My research tells me that it is generally not possible to activate a physical SIM card without it being placed in a phone.
Although more modern phones are eSim compatible (they contain technology that allows digital SIM cards to be installed that do not require a physical card), these still need to be activated by the customer.
Additionally, they are rarely used in the UK and certainly did not exist in 2013.

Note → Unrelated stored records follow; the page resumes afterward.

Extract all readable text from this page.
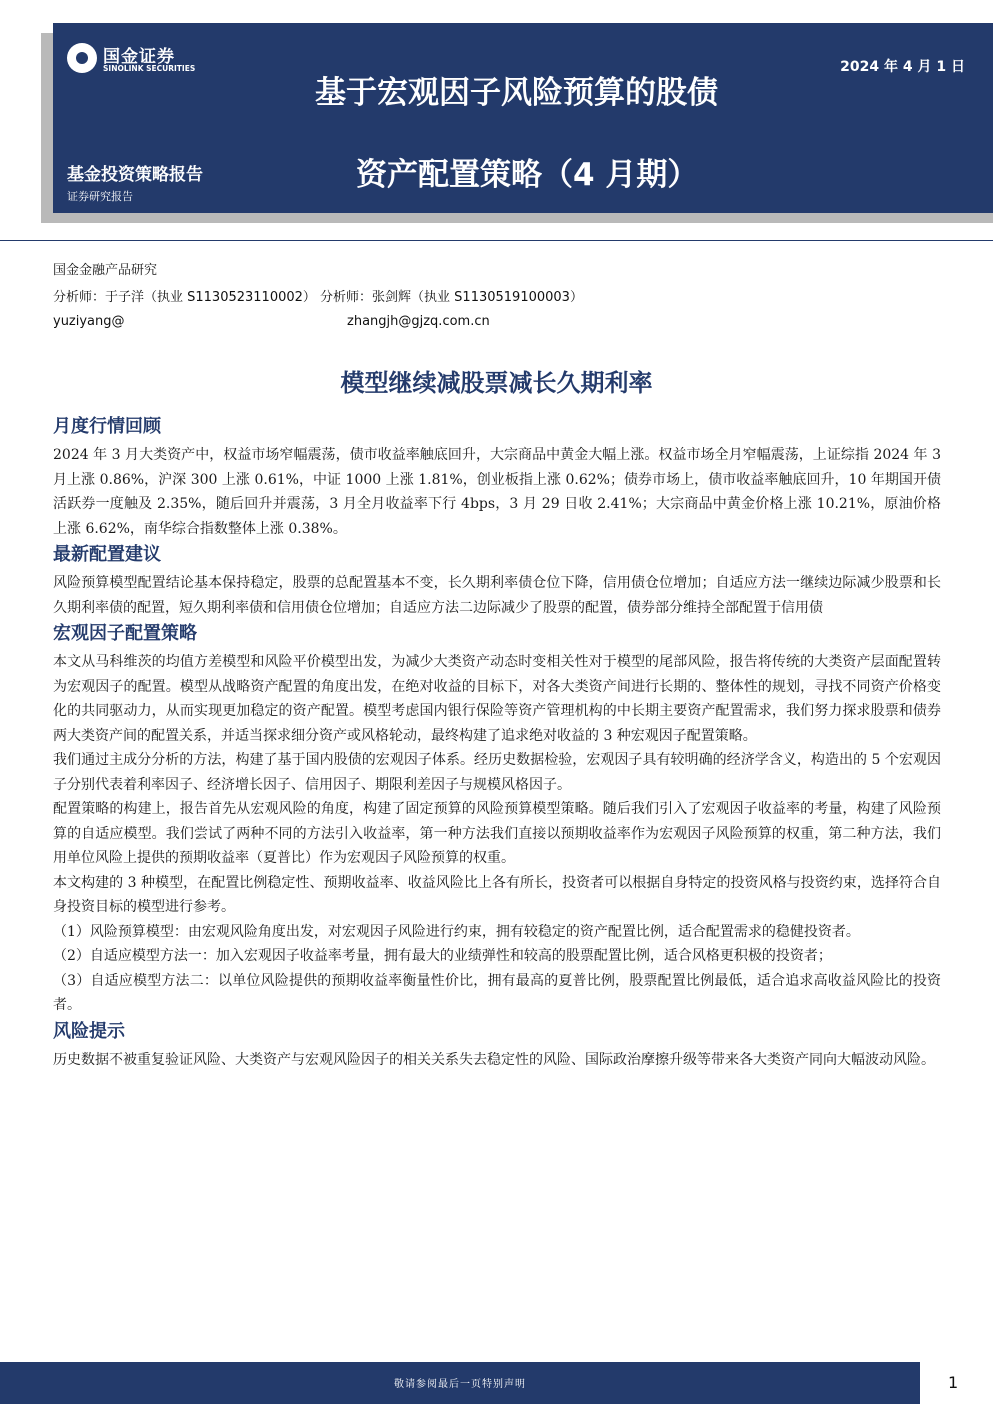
国金证券
SINOLINK SECURITIES	2024 年 4 月 1 日
基于宏观因子风险预算的股债
资产配置策略（4 月期）
基金投资策略报告
证券研究报告
国金金融产品研究
分析师：于子洋（执业 S1130523110002） 分析师：张剑辉（执业 S1130519100003）
yuziyang@	zhangjh@gjzq.com.cn
模型继续减股票减长久期利率
月度行情回顾

2024 年 3 月大类资产中，权益市场窄幅震荡，债市收益率触底回升，大宗商品中黄金大幅上涨。权益市场全月窄幅震荡，上证综指 2024 年 3 月上涨 0.86%，沪深 300 上涨 0.61%，中证 1000 上涨 1.81%，创业板指上涨 0.62%；债券市场上，债市收益率触底回升，10 年期国开债活跃券一度触及 2.35%，随后回升并震荡，3 月全月收益率下行 4bps，3 月 29 日收 2.41%；大宗商品中黄金价格上涨 10.21%，原油价格上涨 6.62%，南华综合指数整体上涨 0.38%。

最新配置建议

风险预算模型配置结论基本保持稳定，股票的总配置基本不变，长久期利率债仓位下降，信用债仓位增加；自适应方法一继续边际减少股票和长久期利率债的配置，短久期利率债和信用债仓位增加；自适应方法二边际减少了股票的配置，债券部分维持全部配置于信用债

宏观因子配置策略

本文从马科维茨的均值方差模型和风险平价模型出发，为减少大类资产动态时变相关性对于模型的尾部风险，报告将传统的大类资产层面配置转为宏观因子的配置。模型从战略资产配置的角度出发，在绝对收益的目标下，对各大类资产间进行长期的、整体性的规划，寻找不同资产价格变化的共同驱动力，从而实现更加稳定的资产配置。模型考虑国内银行保险等资产管理机构的中长期主要资产配置需求，我们努力探求股票和债券两大类资产间的配置关系，并适当探求细分资产或风格轮动，最终构建了追求绝对收益的 3 种宏观因子配置策略。

我们通过主成分分析的方法，构建了基于国内股债的宏观因子体系。经历史数据检验，宏观因子具有较明确的经济学含义，构造出的 5 个宏观因子分别代表着利率因子、经济增长因子、信用因子、期限利差因子与规模风格因子。

配置策略的构建上，报告首先从宏观风险的角度，构建了固定预算的风险预算模型策略。随后我们引入了宏观因子收益率的考量，构建了风险预算的自适应模型。我们尝试了两种不同的方法引入收益率，第一种方法我们直接以预期收益率作为宏观因子风险预算的权重，第二种方法，我们用单位风险上提供的预期收益率（夏普比）作为宏观因子风险预算的权重。

本文构建的 3 种模型，在配置比例稳定性、预期收益率、收益风险比上各有所长，投资者可以根据自身特定的投资风格与投资约束，选择符合自身投资目标的模型进行参考。

（1）风险预算模型：由宏观风险角度出发，对宏观因子风险进行约束，拥有较稳定的资产配置比例，适合配置需求的稳健投资者。

（2）自适应模型方法一：加入宏观因子收益率考量，拥有最大的业绩弹性和较高的股票配置比例，适合风格更积极的投资者；

（3）自适应模型方法二：以单位风险提供的预期收益率衡量性价比，拥有最高的夏普比例，股票配置比例最低，适合追求高收益风险比的投资者。

风险提示

历史数据不被重复验证风险、大类资产与宏观风险因子的相关关系失去稳定性的风险、国际政治摩擦升级等带来各大类资产同向大幅波动风险。

敬请参阅最后一页特别声明	1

At my request, Utility Warehouse has investigated your case and, although they have not provided an explanation as to how the account was activated or what fees were charged, I am pleased to report that you has now refunded the full £1,100 taken from your account. counts on the period of ten years.
Charged double for a chicken stop
I stopped at Kentucky Fried Chicken at Knutsford North Services on the M6 on our way back to Devon from Scotland on January 2nd.
I placed an order on the self-service screens for £26.57. Shortly after, it was announced that there would be a 30 minute wait time.
We were in a hurry to get home, so I and several other guests requested a refund. The server processed two customer refunds before me and then processed mine.
Once home, I noticed that I had been charged twice for the order that I never received.
When I called KFC’s so-called “care team”, they told me they couldn’t give me a refund and suggested I personally go to the branch, a round trip of 500 miles.
JT, Barnstaple, Devon.
Sally Hamilton responds: You mentioned that the KFC server, under pressure, seemed exhausted by the large number of customers, which probably caused them to mistakenly charge you again rather than issue a refund. Easy to do under stressful circumstances but, apparently, not so easy for you to resolve the error.
I asked KFC to investigate. The care team were put in charge of the matter and, I am pleased to report, they promptly refunded the £53.14 owed.
- Write to Sally Hamilton at Sally Sorts It, Money Mail, Northcliffe House, 2 Derry Street, London W8 5TT or email email@example.com – include telephone number, address and a addressed note to the incriminated organization giving him permission to speak. to Sally Hamilton. Please do not send original documents as we cannot take responsibility for them. No legal responsibility can be accepted by the Daily Mail for the responses given.
Some links in this article may be affiliate links. If you click on it, we may earn a small commission. This helps us fund This Is Money and keep it free. We do not write articles to promote products. We do not allow any commercial relationships to affect our editorial independence.